淳於的父母也都是苛本哥根大學有名望的學者,對於小輩的感□□,很是放得開。

弗雷德就是過不了淳於老先生這關。

想跟我孫子百年好合,那先把你的“臉蛋兒”擦乾淨再說。

“四野”是弗雷德裡克的家族產業,讓他放手,就等於斷了兩腕一般。

他不是沒想過要為愛人歸隱,但“金·盆·洗·手”是需要客觀條件的。

放棄威風八麵容易,你把掌握的資源丟了,能甘心嗎?

還有,生活在灰·色·地·帶的人,肯定有樹敵。

你放下了武·器,就等於沒有了自我保護的屏障。

“淳於老先生跟著燕老爺子要回到國內定居,”鮮輩看著對方的眼睛,“你是不是給老人一個交待?”

錢財,我多到漫天飛舞。可金山銀山給我帶不來幸福。

我愛的人容忍了我的“灰色”多年,年華似水,一天天流去不見,再不歸山,以後清福都沒得享受。

“你給我個合理的價位,蕩平四野,我願意做淳於背後的人。”

“我跟苛大的基建負責人有條件講,讓我參加圖書館的競標,就要盤收四野這塊地,也好附帶建造一個高級善本孤本的珍藏研究館。”

鮮輩一語中的地說,“你的祖上,當初從土著人手裡強占了這塊地方,早應該拿出來為自己積陰德了。”

說白了,你就是打算讓我捐了“四野”給苛大不就結了麼。

你怎麼做才能表示你退出江湖的真意?

要讓道上的朋友體味出你不會再對那種生意染指,這個過程如同割肉。

鮮輩的聲音變得沉重起來,“如果不是他們畏懼你家族的雄厚力量,一支冷槍,就可能要了淳於丘的命。找個替罪羊不是難事吧?”

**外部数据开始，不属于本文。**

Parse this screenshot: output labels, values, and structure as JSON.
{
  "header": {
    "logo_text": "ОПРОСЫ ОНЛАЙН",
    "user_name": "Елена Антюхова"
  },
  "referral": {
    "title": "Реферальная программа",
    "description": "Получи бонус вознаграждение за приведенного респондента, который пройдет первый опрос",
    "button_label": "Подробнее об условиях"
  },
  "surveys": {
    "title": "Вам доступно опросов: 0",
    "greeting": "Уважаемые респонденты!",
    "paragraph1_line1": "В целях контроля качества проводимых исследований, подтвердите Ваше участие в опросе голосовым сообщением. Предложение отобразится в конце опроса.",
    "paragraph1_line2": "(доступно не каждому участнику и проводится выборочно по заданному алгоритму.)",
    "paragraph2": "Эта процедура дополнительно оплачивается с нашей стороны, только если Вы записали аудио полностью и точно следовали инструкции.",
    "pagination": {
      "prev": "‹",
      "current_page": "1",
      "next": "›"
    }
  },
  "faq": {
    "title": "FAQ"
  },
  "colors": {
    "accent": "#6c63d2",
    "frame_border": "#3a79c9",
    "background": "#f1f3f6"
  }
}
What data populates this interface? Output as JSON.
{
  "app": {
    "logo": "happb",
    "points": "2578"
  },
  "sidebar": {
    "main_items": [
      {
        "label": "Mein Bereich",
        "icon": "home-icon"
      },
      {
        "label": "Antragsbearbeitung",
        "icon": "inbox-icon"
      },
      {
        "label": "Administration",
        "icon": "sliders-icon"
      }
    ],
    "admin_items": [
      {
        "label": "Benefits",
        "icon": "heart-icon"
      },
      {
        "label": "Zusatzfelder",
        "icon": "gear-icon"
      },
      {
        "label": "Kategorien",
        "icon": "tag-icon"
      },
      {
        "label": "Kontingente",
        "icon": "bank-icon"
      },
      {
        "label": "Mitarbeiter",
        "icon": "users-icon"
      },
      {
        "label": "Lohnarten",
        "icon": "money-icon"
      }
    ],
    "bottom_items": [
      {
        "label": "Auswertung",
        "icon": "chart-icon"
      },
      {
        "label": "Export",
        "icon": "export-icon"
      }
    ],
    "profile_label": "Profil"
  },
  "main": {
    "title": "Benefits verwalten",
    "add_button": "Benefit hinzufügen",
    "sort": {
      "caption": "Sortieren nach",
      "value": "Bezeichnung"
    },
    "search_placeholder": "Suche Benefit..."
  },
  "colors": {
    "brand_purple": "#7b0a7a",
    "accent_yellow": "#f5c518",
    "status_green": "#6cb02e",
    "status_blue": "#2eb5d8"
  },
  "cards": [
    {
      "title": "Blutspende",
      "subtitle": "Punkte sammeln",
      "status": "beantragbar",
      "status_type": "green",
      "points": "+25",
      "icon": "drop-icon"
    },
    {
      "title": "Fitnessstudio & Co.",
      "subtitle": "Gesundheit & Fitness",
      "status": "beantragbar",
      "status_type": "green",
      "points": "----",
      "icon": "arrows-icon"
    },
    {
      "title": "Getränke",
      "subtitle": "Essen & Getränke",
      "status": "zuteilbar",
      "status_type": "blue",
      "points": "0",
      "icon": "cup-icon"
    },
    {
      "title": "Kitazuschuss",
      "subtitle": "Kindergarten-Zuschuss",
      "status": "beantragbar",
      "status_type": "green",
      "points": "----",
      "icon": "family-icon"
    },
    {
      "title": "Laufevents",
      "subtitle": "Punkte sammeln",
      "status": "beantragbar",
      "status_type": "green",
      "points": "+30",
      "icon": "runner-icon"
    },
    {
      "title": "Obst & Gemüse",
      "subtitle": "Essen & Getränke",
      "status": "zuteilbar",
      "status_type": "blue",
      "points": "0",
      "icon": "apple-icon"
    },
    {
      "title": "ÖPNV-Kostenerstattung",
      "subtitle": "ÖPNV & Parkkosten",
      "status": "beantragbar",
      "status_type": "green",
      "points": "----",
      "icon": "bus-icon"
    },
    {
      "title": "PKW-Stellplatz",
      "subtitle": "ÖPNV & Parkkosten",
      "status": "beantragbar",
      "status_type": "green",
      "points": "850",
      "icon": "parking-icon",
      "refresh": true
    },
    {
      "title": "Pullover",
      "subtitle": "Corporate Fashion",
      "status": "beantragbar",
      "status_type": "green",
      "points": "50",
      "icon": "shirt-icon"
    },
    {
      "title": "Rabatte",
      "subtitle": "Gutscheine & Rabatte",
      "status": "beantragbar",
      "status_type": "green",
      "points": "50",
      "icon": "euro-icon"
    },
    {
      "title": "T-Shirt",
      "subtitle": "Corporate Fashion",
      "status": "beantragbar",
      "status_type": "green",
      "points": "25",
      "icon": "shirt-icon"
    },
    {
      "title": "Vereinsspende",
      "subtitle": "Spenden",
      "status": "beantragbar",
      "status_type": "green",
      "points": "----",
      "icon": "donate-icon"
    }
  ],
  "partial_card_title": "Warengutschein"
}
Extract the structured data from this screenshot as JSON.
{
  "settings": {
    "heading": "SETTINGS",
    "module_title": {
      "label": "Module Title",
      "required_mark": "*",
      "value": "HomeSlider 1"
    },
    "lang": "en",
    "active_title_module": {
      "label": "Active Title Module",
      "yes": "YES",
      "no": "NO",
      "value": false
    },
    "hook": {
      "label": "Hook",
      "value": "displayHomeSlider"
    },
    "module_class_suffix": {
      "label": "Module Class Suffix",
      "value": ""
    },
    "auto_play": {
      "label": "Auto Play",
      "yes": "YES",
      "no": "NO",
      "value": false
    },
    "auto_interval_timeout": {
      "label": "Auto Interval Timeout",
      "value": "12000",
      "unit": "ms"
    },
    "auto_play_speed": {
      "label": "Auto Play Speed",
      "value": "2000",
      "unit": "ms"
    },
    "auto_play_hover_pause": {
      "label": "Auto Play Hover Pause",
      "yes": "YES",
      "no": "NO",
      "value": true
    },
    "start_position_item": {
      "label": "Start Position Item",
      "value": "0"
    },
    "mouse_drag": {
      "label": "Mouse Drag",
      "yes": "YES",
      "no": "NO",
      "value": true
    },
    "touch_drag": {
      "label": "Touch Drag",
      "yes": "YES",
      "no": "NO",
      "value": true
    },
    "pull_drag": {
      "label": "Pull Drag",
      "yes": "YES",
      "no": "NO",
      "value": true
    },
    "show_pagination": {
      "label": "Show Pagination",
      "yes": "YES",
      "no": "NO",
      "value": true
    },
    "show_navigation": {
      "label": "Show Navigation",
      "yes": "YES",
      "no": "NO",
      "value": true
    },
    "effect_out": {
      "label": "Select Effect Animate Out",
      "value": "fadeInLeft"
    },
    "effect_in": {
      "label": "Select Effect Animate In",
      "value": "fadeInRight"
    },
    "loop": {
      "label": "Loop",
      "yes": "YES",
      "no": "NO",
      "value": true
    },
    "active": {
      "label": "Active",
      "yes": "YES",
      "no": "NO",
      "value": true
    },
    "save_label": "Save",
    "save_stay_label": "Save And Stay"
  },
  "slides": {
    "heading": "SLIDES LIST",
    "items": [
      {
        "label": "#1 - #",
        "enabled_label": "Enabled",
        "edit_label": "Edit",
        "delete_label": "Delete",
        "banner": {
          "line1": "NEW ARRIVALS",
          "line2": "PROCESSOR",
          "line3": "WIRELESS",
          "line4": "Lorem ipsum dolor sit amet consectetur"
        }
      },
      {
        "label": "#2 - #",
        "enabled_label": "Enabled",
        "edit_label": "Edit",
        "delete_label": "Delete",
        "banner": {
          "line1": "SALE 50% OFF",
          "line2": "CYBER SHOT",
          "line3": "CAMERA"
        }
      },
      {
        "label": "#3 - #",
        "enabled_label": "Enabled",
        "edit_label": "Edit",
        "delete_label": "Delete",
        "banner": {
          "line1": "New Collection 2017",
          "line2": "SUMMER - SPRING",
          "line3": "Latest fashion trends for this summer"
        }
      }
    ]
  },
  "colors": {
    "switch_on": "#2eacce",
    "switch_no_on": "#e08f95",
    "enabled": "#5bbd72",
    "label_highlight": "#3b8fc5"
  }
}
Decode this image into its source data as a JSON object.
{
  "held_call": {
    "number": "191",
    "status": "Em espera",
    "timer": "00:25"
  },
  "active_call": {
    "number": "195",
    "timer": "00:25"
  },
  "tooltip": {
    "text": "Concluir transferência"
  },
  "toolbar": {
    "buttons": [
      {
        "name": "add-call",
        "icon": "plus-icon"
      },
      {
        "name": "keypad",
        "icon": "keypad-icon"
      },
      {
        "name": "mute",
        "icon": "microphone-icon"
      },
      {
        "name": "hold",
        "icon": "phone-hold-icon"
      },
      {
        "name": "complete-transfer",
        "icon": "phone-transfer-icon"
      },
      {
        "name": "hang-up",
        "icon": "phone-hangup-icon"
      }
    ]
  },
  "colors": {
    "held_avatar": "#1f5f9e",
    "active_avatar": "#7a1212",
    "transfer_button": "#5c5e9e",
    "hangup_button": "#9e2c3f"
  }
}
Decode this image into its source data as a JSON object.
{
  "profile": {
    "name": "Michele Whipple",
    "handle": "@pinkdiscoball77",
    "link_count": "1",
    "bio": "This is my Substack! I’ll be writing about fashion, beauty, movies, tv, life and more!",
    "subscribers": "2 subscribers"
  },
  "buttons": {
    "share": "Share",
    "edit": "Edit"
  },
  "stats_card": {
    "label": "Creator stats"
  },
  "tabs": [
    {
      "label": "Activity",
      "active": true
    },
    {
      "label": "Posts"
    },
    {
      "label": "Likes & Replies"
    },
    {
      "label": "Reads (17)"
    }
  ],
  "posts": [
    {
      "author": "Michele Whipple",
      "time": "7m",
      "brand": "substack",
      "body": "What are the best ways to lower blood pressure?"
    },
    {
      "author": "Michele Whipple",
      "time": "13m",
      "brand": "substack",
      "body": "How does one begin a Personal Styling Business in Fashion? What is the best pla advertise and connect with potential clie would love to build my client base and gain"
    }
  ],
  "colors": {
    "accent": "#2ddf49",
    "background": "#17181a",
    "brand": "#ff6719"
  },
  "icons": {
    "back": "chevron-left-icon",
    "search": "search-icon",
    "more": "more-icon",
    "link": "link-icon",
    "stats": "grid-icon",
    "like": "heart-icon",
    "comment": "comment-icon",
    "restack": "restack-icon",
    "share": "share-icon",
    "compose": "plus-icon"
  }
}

弗雷德裡克焦躁地走來走去,眼露凶光,“誰要敢打淳於的念頭兒,我要血洗這座城——”

鮮輩把話說到點子上,再頑強的鬥士,也有軟肋。

“我們中國武術裡有一門技術叫‘鐵布衫’,你就是屬於渾身上下用了鐵布衫的練武之人,淳於又站在那個高度,隨便一個小伎倆都能把你們拿捏。”

弗雷德裡克把兩拳攥得“咯吱咯吱”直響。

“我早就在道上有話,誰動了淳於,就是與我們整個弗雷德裡克家族為敵。如果誰不想過太平日子,誰想打破秩序,誰想血流成河,儘管來。”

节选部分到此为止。